Image file pass 2/2.
/cases/usb512.001: 100.0% |*****************************|  490.0 MB    00:00 ETAProcessing of image file complete. Cleaning up...
Scalpel is done, files carved = 1, elapsed  = 7 secs.

Note: The scalpel arguments take a slightly different format - there's no "-i" flag before the source file.

Now looking in the output directory yields:

sansforensics@SIFT-Workstation:~$ ls usb512-scalpel/
audit.txt  c4n6-0-0/ 
sansforensics@SIFT-Workstation:~$ ls usb512-scalpel/c4n6-0-0/

And comparing MD5 hashes yields:

sansforensics@SIFT-Workstation:~$ md5sum usb512-scalpel/c4n6-0-0/00000000.c4n6
94b4265826825763fbf8c661fa04ac1c  usb512-scalpel/c4n6-0-0/00000000.c4n6
sansforensics@SIFT-Workstation:~$ md5sum /cases/cheeky-file.c4n6
94b4265826825763fbf8c661fa04ac1c  /cases/cheeky-file.c4n6

Another Match!

So that was pretty monkey proof eh? We have made up our own mystery file, deleted it and then recovered it using FTK Imager, foremost and scalpel. For more information on these file carvers you can type "man scalpel" and "man foremost" at the SIFT terminal window.

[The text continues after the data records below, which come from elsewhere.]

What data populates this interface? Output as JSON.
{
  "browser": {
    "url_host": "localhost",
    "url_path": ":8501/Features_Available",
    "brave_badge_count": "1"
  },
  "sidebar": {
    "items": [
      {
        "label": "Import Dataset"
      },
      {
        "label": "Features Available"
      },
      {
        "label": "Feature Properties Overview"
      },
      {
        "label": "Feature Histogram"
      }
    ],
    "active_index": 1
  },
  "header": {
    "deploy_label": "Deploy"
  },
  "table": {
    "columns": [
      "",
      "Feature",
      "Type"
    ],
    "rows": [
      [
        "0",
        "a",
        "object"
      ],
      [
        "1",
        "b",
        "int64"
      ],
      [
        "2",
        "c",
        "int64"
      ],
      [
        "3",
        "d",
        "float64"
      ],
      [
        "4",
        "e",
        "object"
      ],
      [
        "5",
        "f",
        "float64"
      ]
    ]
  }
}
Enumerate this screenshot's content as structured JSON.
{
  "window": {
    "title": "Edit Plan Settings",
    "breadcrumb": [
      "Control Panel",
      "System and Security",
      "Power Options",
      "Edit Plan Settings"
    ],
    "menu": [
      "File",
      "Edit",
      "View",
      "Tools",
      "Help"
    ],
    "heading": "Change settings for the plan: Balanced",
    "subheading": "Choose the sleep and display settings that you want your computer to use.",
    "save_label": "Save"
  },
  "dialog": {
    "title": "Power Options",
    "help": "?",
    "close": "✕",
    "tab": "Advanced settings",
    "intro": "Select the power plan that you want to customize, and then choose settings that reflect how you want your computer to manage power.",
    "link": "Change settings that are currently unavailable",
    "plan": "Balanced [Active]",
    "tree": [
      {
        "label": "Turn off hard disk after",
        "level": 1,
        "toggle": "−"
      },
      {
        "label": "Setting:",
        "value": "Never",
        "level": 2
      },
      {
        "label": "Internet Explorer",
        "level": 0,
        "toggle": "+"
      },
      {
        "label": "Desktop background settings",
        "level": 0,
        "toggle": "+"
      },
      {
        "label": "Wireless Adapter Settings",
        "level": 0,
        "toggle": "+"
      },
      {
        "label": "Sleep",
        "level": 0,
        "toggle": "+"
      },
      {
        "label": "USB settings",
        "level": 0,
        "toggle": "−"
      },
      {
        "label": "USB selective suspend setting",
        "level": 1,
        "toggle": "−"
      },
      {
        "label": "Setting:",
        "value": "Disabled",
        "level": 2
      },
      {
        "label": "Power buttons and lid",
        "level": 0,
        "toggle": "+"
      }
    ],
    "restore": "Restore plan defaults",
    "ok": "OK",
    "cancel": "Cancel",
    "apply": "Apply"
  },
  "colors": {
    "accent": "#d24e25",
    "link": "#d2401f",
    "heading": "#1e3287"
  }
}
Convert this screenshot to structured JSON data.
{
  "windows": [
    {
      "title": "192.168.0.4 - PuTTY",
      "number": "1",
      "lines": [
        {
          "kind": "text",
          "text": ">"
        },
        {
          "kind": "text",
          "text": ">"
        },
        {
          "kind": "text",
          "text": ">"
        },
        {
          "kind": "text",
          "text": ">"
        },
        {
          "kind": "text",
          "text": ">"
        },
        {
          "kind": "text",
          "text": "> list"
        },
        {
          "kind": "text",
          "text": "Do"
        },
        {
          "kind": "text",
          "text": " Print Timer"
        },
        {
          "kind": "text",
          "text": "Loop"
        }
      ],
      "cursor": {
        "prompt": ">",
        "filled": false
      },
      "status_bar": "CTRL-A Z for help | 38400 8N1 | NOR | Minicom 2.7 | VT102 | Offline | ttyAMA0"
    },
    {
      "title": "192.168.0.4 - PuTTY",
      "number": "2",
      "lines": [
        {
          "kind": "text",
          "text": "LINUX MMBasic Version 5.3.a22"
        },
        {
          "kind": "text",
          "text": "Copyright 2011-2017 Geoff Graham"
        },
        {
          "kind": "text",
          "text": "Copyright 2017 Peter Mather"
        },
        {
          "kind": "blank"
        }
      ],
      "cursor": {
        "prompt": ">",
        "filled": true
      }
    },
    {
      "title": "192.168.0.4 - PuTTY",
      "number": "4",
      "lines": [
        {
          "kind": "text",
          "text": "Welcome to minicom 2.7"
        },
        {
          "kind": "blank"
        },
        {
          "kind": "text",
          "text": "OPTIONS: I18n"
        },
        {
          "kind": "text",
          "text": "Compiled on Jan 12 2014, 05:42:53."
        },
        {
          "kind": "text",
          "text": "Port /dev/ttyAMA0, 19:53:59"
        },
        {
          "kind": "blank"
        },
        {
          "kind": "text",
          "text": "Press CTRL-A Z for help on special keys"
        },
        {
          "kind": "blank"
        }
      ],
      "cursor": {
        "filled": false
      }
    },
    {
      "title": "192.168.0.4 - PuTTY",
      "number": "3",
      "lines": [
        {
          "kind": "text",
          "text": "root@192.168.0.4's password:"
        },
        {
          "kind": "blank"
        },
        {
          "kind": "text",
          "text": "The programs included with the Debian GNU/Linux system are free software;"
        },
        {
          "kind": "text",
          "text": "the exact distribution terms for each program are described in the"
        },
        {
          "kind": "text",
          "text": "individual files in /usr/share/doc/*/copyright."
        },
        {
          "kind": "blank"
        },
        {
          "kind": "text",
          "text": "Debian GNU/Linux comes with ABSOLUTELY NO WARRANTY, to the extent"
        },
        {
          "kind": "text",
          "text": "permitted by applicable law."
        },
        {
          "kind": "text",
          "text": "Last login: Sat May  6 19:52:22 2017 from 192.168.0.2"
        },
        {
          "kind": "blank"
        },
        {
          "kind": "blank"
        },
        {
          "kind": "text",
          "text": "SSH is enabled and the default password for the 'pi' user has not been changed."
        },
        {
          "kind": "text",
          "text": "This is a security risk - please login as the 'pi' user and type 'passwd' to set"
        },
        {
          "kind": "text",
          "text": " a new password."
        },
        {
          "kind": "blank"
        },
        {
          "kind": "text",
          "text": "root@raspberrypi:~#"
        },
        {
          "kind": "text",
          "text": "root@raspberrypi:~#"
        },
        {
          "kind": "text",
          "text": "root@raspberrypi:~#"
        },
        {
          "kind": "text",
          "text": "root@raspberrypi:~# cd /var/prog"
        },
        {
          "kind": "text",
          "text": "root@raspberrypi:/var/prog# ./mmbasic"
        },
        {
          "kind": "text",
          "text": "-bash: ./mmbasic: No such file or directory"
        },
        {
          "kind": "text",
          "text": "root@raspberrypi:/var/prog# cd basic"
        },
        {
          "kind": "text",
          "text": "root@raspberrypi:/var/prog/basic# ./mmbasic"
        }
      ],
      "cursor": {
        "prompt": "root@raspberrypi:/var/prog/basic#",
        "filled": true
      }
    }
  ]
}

Thierry13 also asked about how do we identify file headers and my copout answer would be use WinHex to look at a sample file first and tailor the .conf accordingly. If anyone has any alternative ideas, please leave a comment!
Also FYI, Gary Kessler keeps a reference table of file header signatures here.

Wow, this is my 20th post - with all this techno-babble, I have forgotten the humour component. Post number 21 will hopefully be less technical, more humour.